Parmi les dépôts faits à MIRA, nombreux sont les fonds composites mêlant super 8, Hi8 et miniDV et les témoignages d’une transition naturelle de la pellicule à la cassette. Pourtant, la révolution technologique de la vidéo est un casse-tête pour l’archiviste car cette continuité n’existe que dans l’œil du spectateur. En réalité, la rupture technologique est totale !
Si les années 1980 sont la décennie de l’adoption de la vidéo dans la pratique amateure, elles ne correspondent en rien à l’avènement des usages domestiques de la technologie vidéo, qui a lieu avec l’invention de la télévision.
Alors que le cinéma nait en 1895, de nombreux efforts sont déjà entrepris pour transmettre des images via un signal électrique.

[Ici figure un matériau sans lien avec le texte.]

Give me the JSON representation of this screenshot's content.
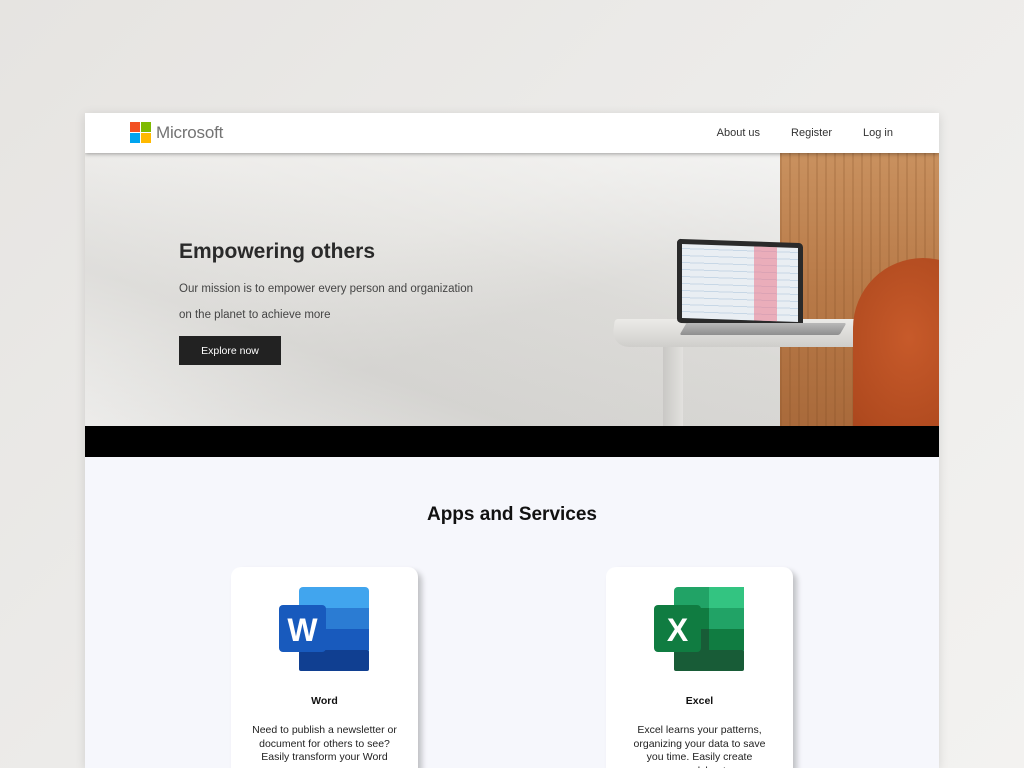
{
  "header": {
    "brand": "Microsoft",
    "logo_colors": [
      "#f25022",
      "#7fba00",
      "#00a4ef",
      "#ffb900"
    ],
    "nav": [
      "About us",
      "Register",
      "Log in"
    ]
  },
  "hero": {
    "title": "Empowering others",
    "line1": "Our mission is to empower every person and organization",
    "line2": "on the planet to achieve more",
    "button": "Explore now"
  },
  "apps": {
    "title": "Apps and Services",
    "cards": [
      {
        "name": "Word",
        "icon": "word-icon",
        "letter": "W",
        "color": "#185abd",
        "description": "Need to publish a newsletter or document for others to see? Easily transform your Word"
      },
      {
        "name": "Excel",
        "icon": "excel-icon",
        "letter": "X",
        "color": "#107c41",
        "description": "Excel learns your patterns, organizing your data to save you time. Easily create spreadsheets"
      }
    ]
  }
}
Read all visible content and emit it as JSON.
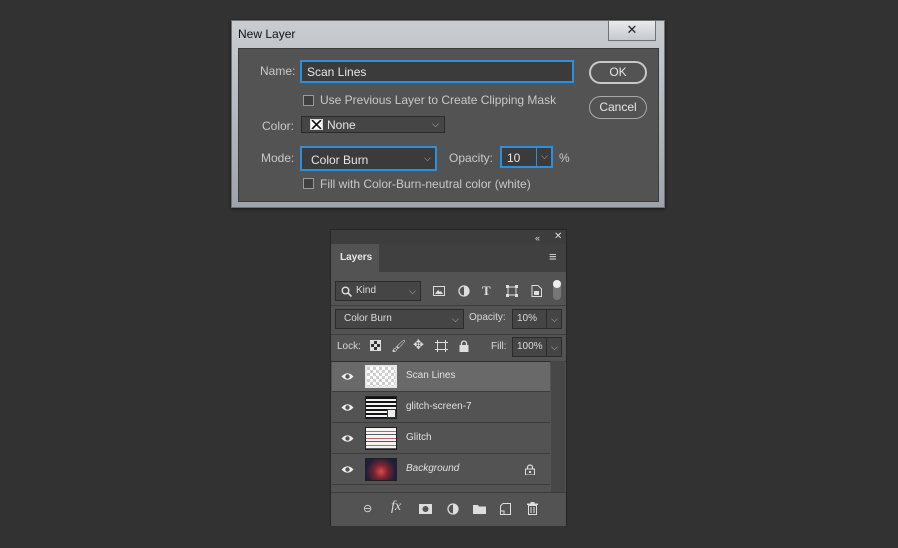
{
  "dialog": {
    "title": "New Layer",
    "close_label": "✕",
    "name_label": "Name:",
    "name_value": "Scan Lines",
    "clipping_mask_label": "Use Previous Layer to Create Clipping Mask",
    "color_label": "Color:",
    "color_value": "None",
    "mode_label": "Mode:",
    "mode_value": "Color Burn",
    "opacity_label": "Opacity:",
    "opacity_value": "10",
    "percent": "%",
    "fill_neutral_label": "Fill with Color-Burn-neutral color (white)",
    "ok_label": "OK",
    "cancel_label": "Cancel"
  },
  "layers_panel": {
    "tab_label": "Layers",
    "filter_kind": "Kind",
    "blend_mode": "Color Burn",
    "opacity_label": "Opacity:",
    "opacity_value": "10%",
    "lock_label": "Lock:",
    "fill_label": "Fill:",
    "fill_value": "100%",
    "layers": [
      {
        "name": "Scan Lines",
        "selected": true,
        "visible": true
      },
      {
        "name": "glitch-screen-7",
        "selected": false,
        "visible": true
      },
      {
        "name": "Glitch",
        "selected": false,
        "visible": true
      },
      {
        "name": "Background",
        "selected": false,
        "visible": true,
        "locked": true
      }
    ]
  },
  "colors": {
    "background": "#323232",
    "accent_focus": "#2e8fdd",
    "panel": "#535353"
  }
}
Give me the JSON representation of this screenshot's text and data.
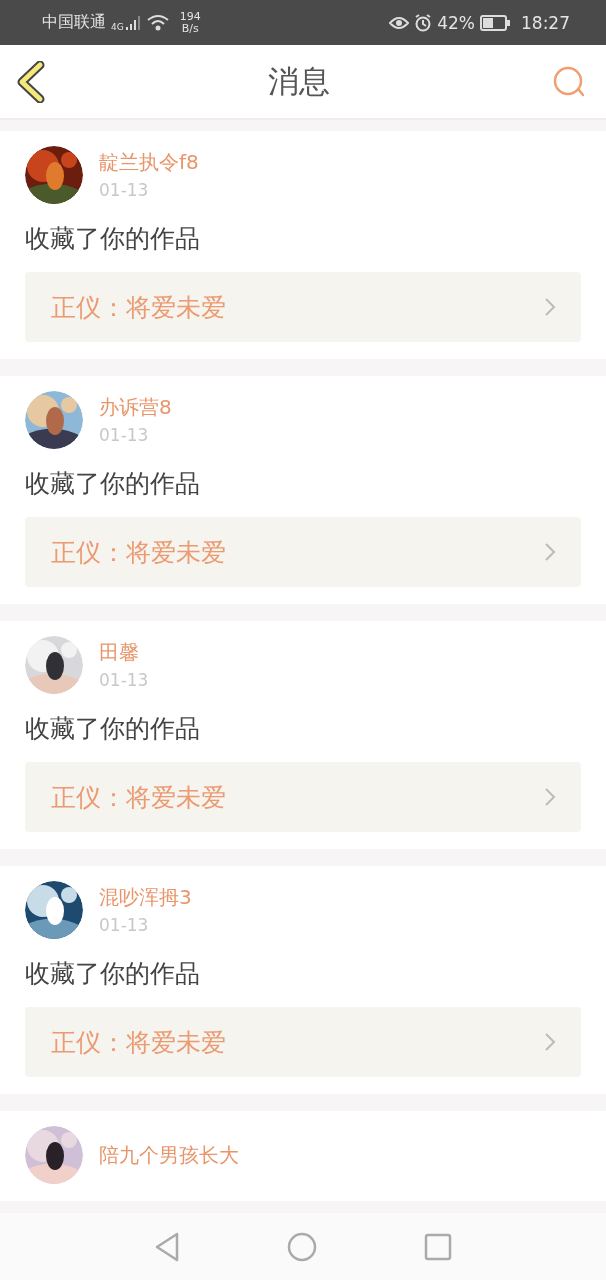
{
  "status_bar": {
    "carrier": "中国联通",
    "network": "4G",
    "speed": "194",
    "speed_unit": "B/s",
    "battery": "42%",
    "time": "18:27"
  },
  "header": {
    "title": "消息"
  },
  "messages": [
    {
      "user": "靛兰执令f8",
      "date": "01-13",
      "action": "收藏了你的作品",
      "work": "正仪：将爱未爱"
    },
    {
      "user": "办诉营8",
      "date": "01-13",
      "action": "收藏了你的作品",
      "work": "正仪：将爱未爱"
    },
    {
      "user": "田馨",
      "date": "01-13",
      "action": "收藏了你的作品",
      "work": "正仪：将爱未爱"
    },
    {
      "user": "混吵浑拇3",
      "date": "01-13",
      "action": "收藏了你的作品",
      "work": "正仪：将爱未爱"
    },
    {
      "user": "陪九个男孩长大"
    }
  ]
}
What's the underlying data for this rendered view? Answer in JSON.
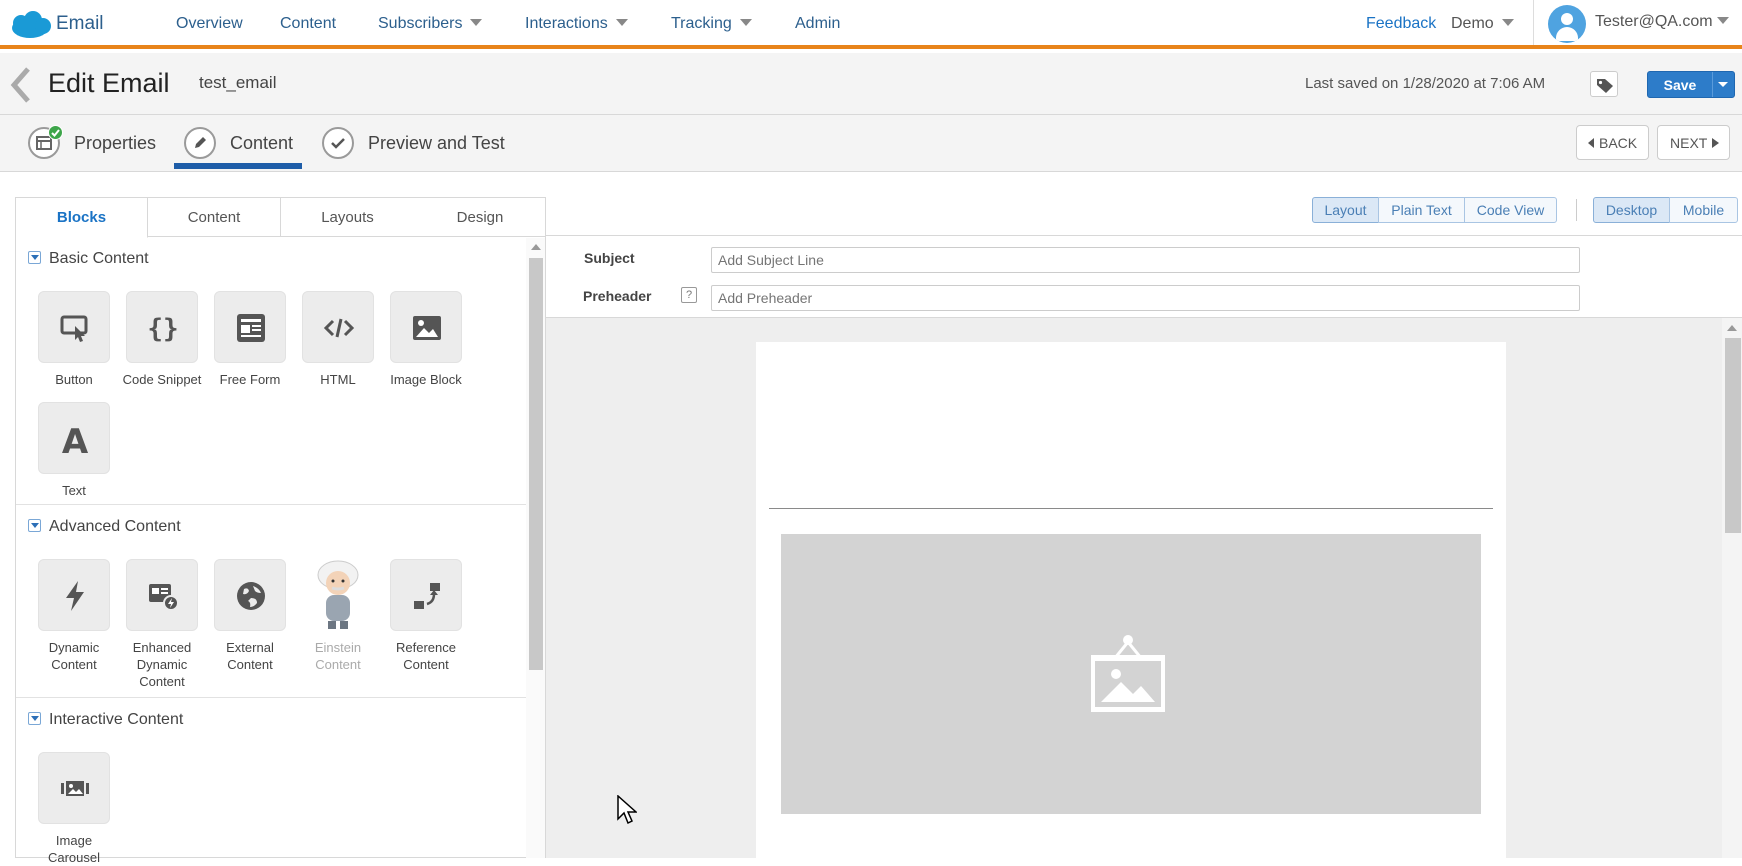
{
  "app": {
    "title": "Email"
  },
  "nav": {
    "items": [
      {
        "label": "Overview"
      },
      {
        "label": "Content"
      },
      {
        "label": "Subscribers"
      },
      {
        "label": "Interactions"
      },
      {
        "label": "Tracking"
      },
      {
        "label": "Admin"
      }
    ],
    "feedback": "Feedback",
    "account": "Demo",
    "user": "Tester@QA.com"
  },
  "header": {
    "title": "Edit Email",
    "email_name": "test_email",
    "last_saved": "Last saved on 1/28/2020 at 7:06 AM",
    "save_label": "Save"
  },
  "steps": {
    "items": [
      {
        "label": "Properties",
        "completed": true
      },
      {
        "label": "Content",
        "active": true
      },
      {
        "label": "Preview and Test"
      }
    ],
    "back_label": "BACK",
    "next_label": "NEXT"
  },
  "left_panel": {
    "tabs": [
      "Blocks",
      "Content",
      "Layouts",
      "Design"
    ],
    "active_tab": "Blocks",
    "sections": [
      {
        "title": "Basic Content",
        "blocks": [
          "Button",
          "Code Snippet",
          "Free Form",
          "HTML",
          "Image Block",
          "Text"
        ]
      },
      {
        "title": "Advanced Content",
        "blocks": [
          "Dynamic Content",
          "Enhanced Dynamic Content",
          "External Content",
          "Einstein Content",
          "Reference Content"
        ]
      },
      {
        "title": "Interactive Content",
        "blocks": [
          "Image Carousel"
        ]
      }
    ]
  },
  "toolbar": {
    "view_modes": [
      "Layout",
      "Plain Text",
      "Code View"
    ],
    "active_view_mode": "Layout",
    "devices": [
      "Desktop",
      "Mobile"
    ],
    "active_device": "Desktop"
  },
  "subject": {
    "subject_label": "Subject",
    "subject_placeholder": "Add Subject Line",
    "preheader_label": "Preheader",
    "preheader_placeholder": "Add Preheader",
    "help_glyph": "?"
  },
  "colors": {
    "accent_orange": "#e8841a",
    "primary_blue": "#2d7cc9",
    "nav_text": "#2c5f8d",
    "success_green": "#3ea54a"
  }
}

Le film et la vidéo avancent selon deux trajectoires parallèles dès la seconde moitié du XIXe siècle et ne se rejoindront qu’après plus d’un siècle.
Le film sur pellicule est principalement le fruit de travaux de recherches en optique. Il est le descendant de la photographie, mise en mouvement au travers de mille et un mécanismes qui créent peu à peu une illusion du mouvement convaincante. La célèbre projection des films Lumière au Salon Indien du Grand Café à Paris le 28 décembre 1895 fait date mais nombre d’expérimentations ont eu lieu auparavant et se poursuivent ensuite pour dompter la couleur [ii] et la 3D [iii].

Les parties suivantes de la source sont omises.